Teoman Ergül ise, Turgutlu’nun işgalinin Manisa’dan önce olduğu şeklin-deki görüşlere karşi çikmaktadir. Gerek 20 Mayıs, gerekse 25 Mayıs tarihleri için, Ergül, “Herhangi bir kaynak gösterilmediği için şüphe ile karşilanması gereken bir ifade olarak kabul etmek gerekir” diyerek, “Elbette ki, Turgutlu’nun işgalini 25 Mayıs olarak kabul ettiğimizde, Manisa’nın işgalinden sonra, 26 Mayıs günü Manisa’dan ayrılan Türk birliklerinin Turgutlu’ya nasıl intikal ettiğinin de cevabını bulmak gerekir” (Teoman Ergül-Kurtuluş Savaşı’nda Manisa, Sf: 41, 42) sözleriyle de, bu durumda 25 Mayıs tarihinde Yunan birliklerinin ancak Turgutlu çevresinde olabileceğinin düşünülmesinin daha doğru olacağını savunur.
Op. Dr. M. Niyazi Dinçsoy, aktardığı anılarında, 25 Mayıs tarihi üzerindeki karmaşayı aydınlatıcı anlatımlarda bulunmuş. Dinçsoy’un anıları da Ergül’ün savını doğrular nitelikte ve 25 Mayıs’ta Yunanlıların işgal etmek üzere ancak Turgutlu civarına yaklaştıklarını görteriyor. “25 Mayıs 1919 tarihli pazar günü, dedem büyük bir telaş içinde çarsidan okula gelerek, Kasaba’mızın Yunan güçlerince işgal edilmek üzere olduğunu, dostu Kosti adındaki Belediye Meclisi üyesi bir Rum esnaftan duyduğunu heyecanla söyledi ve hemen gitti. Biz, öteki talebelerle birlikte okulun avlusuna çiktik. Gökte bir uçak dolaşiyordu. Sokaklardan Rum ve Ermeni çocuklarin gürültüleri geliyordu... Bu olay üzerine okul tatil oldu... Evde babamı heyecan içinde bizi bekler bulduk. Babam, Rüştiye okuluna yakın dükkanı olan ve bu mektebin işlerini yapan Belediye üyesi Hristo’dan Yunan güçlerinin Kasaba’ya doğru geldiğini duyduğunu ve Hristo’nun da karşilamaya gidecekler arasında olduğunu, şehirin ileri gelenlerinin de işgal komutanına ekmek ve tuz götüreceklerinin yaygın bir söylenti olarak anıldığını, büyük bir acı ve üzüntü içinde anlattı ve bizlerin de susmamız gerektiğini anlattı...” (Op. Dr. M. Niyazi Dinçsoy-Yöremizin Tarihinde Turgutlu’nun Dramı ve Mustafa Kemal Atatürk, Sf: 258-259)

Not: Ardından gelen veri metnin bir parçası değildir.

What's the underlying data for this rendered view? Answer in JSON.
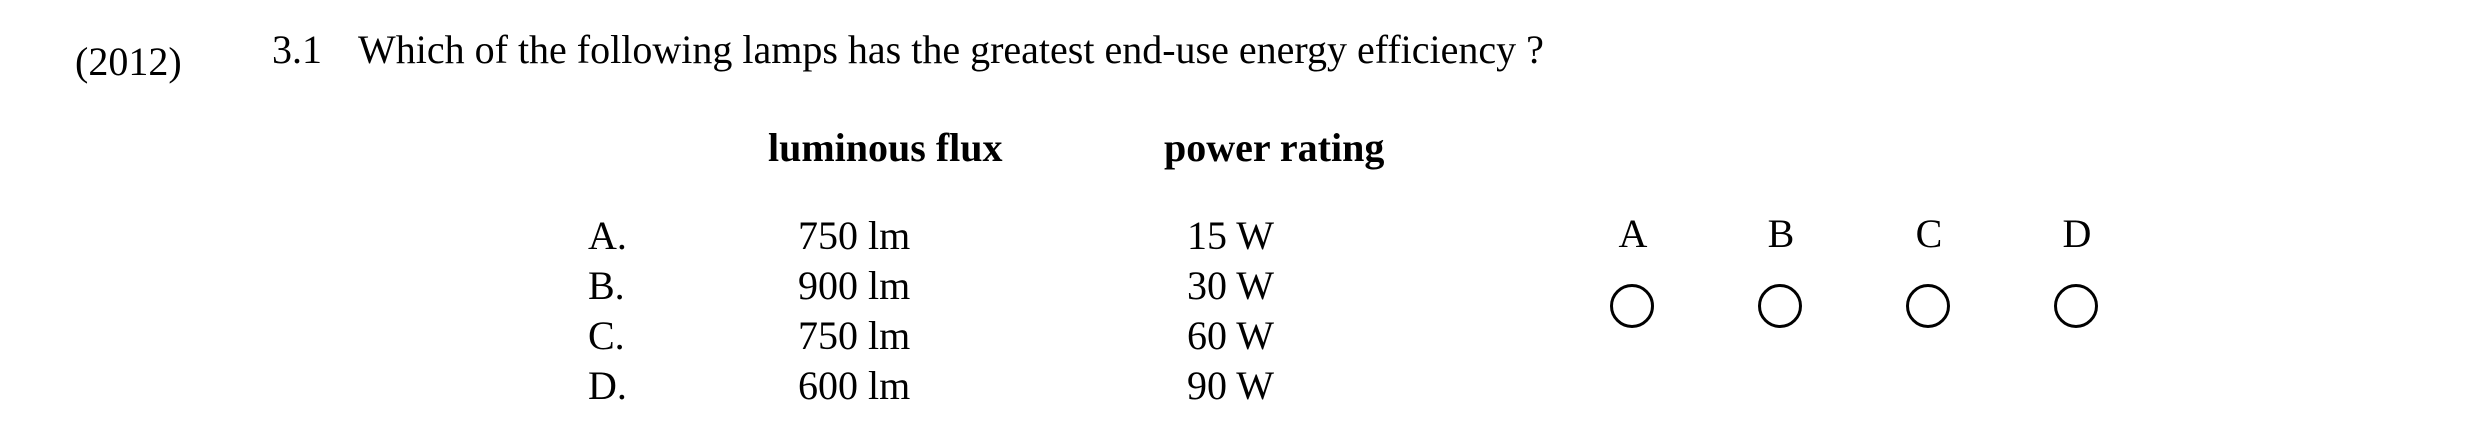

Kasaba’nın ileri gelenleri ile bazı eşrafın, işgal kuvvetleri komutanına “ekmek ve tuz sunması”nın ise ilginç bir anlamı var. İşgal kuvvetleri komutanına Kasaba’lı ileri gelenlerin ekmek ve tuz sunması, kendilerine karşi herhangi bir direniş gösterilmeyeceği, şehir halkı ve yöneticilerinin teslim olacakları ve işgalcilerin şehire rahatça girebileceklerinin bir çesit ifadesi ve imalı anlatımı...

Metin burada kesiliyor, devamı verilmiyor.